Will keep tabs on overloading, fatigued drivers, lack of basic equipment

After ordering private tourist and school buses to ensure safe travel, the transport department is going to check up on private vehicles that ferry employees, mostly of BPO companies, to their offices. 

Hundreds of such vehicles with a seating capacity between 13 (12 +1) and 26 can be found across the City round the clock. While there have been several complaints of rash driving — an aspect into which the traffic police are looking — the transport department is shifting its focus on passenger safety in these vehicles. 

A preliminary investigation by the department has found that these vehicles are often overloaded and drivers work overtime, putting in more than 10 hours everyday, fetching employees from one organisation to another. 
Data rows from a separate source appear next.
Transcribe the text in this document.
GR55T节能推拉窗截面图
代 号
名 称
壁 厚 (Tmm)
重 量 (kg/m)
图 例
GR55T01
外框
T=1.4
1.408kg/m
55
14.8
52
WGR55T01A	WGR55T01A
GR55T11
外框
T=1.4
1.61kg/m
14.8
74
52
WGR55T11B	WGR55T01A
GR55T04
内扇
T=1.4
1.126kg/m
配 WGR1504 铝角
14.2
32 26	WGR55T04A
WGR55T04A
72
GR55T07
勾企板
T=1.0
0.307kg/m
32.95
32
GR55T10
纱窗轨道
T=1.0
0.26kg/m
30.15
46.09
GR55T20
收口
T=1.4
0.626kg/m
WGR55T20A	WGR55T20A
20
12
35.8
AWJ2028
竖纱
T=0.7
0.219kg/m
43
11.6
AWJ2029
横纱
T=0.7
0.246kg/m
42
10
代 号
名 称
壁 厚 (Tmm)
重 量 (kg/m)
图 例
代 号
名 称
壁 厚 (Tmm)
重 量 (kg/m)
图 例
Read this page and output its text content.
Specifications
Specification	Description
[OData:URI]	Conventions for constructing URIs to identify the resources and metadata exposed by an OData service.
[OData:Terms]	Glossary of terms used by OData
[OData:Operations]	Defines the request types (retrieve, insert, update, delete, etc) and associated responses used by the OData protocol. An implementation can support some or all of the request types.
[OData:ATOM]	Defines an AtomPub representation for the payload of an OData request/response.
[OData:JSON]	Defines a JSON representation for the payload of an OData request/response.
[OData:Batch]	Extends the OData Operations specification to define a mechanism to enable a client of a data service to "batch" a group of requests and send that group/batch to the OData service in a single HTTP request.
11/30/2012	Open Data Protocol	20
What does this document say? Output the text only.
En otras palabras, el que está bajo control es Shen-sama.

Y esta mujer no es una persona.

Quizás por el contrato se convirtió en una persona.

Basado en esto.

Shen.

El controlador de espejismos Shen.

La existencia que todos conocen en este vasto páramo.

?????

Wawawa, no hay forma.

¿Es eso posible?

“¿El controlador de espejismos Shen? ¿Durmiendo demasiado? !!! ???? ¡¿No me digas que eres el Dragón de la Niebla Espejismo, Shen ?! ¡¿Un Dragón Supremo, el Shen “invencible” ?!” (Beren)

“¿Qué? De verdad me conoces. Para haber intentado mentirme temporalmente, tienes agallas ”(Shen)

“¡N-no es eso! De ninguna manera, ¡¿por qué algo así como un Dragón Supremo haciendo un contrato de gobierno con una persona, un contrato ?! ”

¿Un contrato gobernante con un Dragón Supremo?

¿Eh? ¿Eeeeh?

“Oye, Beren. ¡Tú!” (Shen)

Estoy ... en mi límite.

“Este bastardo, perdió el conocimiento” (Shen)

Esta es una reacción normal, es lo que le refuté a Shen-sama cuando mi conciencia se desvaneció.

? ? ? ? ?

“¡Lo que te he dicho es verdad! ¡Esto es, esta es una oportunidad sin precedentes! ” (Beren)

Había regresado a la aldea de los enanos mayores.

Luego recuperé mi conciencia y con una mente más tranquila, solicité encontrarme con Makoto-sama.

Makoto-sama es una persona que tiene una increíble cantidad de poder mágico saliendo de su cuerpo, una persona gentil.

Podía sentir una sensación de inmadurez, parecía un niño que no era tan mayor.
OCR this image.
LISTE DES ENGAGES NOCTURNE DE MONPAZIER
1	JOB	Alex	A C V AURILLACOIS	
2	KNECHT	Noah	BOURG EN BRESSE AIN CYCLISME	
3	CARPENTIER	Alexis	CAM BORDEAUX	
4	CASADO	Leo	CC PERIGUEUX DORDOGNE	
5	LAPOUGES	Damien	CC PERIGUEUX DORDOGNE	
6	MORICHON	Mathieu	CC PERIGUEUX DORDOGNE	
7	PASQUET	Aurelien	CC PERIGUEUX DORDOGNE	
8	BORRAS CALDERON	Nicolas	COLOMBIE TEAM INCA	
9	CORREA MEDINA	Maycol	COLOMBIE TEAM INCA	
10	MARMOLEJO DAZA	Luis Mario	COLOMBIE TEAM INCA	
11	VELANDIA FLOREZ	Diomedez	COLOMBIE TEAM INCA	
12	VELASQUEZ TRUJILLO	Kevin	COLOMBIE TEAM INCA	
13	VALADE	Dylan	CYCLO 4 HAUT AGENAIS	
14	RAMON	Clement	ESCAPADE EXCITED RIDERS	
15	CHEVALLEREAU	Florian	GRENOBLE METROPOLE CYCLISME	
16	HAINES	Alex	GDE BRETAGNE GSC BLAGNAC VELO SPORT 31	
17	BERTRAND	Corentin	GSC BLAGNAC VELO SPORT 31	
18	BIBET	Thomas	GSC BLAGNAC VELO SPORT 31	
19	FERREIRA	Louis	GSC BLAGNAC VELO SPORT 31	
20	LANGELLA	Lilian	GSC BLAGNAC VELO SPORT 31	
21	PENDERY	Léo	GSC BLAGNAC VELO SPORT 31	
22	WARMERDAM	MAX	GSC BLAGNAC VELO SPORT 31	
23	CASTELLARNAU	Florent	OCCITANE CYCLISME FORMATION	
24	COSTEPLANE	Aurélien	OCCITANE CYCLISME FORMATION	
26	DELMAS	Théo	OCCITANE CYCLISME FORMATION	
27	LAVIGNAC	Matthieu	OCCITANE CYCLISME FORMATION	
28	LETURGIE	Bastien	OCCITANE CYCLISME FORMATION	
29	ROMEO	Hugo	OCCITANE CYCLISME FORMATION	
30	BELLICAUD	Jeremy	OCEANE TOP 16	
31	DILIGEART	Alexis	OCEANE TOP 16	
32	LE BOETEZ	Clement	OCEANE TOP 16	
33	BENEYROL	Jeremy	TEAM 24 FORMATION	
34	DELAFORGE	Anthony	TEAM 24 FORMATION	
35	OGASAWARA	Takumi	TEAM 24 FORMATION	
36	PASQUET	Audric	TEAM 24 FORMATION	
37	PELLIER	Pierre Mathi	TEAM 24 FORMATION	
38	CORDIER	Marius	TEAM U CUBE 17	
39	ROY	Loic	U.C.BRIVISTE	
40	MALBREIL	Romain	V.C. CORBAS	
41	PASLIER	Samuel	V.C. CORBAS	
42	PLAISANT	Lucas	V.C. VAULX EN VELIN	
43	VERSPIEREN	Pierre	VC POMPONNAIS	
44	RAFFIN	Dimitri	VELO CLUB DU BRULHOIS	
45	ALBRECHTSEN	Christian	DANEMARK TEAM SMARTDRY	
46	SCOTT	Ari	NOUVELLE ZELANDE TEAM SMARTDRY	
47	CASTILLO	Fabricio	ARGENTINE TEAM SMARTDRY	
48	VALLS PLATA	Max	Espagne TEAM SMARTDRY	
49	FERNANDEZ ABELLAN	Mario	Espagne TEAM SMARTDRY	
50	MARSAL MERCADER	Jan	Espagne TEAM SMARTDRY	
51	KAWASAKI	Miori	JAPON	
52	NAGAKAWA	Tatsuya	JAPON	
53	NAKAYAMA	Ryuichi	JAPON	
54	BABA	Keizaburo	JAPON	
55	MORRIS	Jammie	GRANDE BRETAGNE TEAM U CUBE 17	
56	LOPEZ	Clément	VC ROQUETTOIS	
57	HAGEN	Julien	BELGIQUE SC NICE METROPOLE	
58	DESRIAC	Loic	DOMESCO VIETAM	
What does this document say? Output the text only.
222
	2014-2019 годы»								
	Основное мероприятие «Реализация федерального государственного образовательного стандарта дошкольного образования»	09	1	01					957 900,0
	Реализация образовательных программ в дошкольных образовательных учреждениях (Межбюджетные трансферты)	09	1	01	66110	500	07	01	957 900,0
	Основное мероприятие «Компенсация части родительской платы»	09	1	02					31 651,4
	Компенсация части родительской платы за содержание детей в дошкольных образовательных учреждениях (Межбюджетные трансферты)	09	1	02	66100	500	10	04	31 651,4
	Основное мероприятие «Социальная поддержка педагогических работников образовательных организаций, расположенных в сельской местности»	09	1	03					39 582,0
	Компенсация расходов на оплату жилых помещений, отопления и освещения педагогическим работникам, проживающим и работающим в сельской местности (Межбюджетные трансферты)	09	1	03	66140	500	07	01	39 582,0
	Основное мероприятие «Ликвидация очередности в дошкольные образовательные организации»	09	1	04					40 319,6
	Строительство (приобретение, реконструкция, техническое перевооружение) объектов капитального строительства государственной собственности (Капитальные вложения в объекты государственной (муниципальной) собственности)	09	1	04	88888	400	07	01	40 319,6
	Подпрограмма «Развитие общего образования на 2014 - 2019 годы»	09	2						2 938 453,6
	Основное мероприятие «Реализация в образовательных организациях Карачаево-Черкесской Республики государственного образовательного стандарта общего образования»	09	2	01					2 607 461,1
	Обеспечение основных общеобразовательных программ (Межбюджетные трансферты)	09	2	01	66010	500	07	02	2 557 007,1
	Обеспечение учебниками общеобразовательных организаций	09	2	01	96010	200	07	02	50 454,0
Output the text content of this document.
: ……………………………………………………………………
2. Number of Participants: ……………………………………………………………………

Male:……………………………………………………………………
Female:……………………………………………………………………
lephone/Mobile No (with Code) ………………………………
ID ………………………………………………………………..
The department has started off with conducting regular camps for vehicle owners to create awareness on the number of hours drivers should spend at the wheel and ensuring that essential things such as first aid kits, fire extinguishers etc are kept in the vehicles. Owners are also taught the importance of regular maintenance, which adds years to a vehicle’s  life. 

Besides, the department has planned checkpoints in such IT corridors as Electronics city, Sarjapur etc. 

Shreya, a call centre executive who lives in Indiranagar and works in Electronics City, says she is picked up and dropped by the office vehicle. Usually the driver packs the vehicle to the maximum. 

Another worry, she goes on, is that most drivers start their day at 6 am and continue till late in the evening. 

“Sometime if we are not watching, he can doze off at the wheel at nights. It gets really scary,” she said. 

Shiva, an IT company employee whose workplace is on Sarjapur Road, recalled how a colleague of his hurt himself in the vehicle. 

“We were going home around midnight. Blood was oozing out of his arm and there was no first aid kit in the vehicle,” he said. 

“It was not a big injury but in the absence of even a cotton swab in the vehicle, we had to drive to a nearby nursing home. If there are checks to ensure all private vehicles have first aid kits, it will be of great help in an emergency.”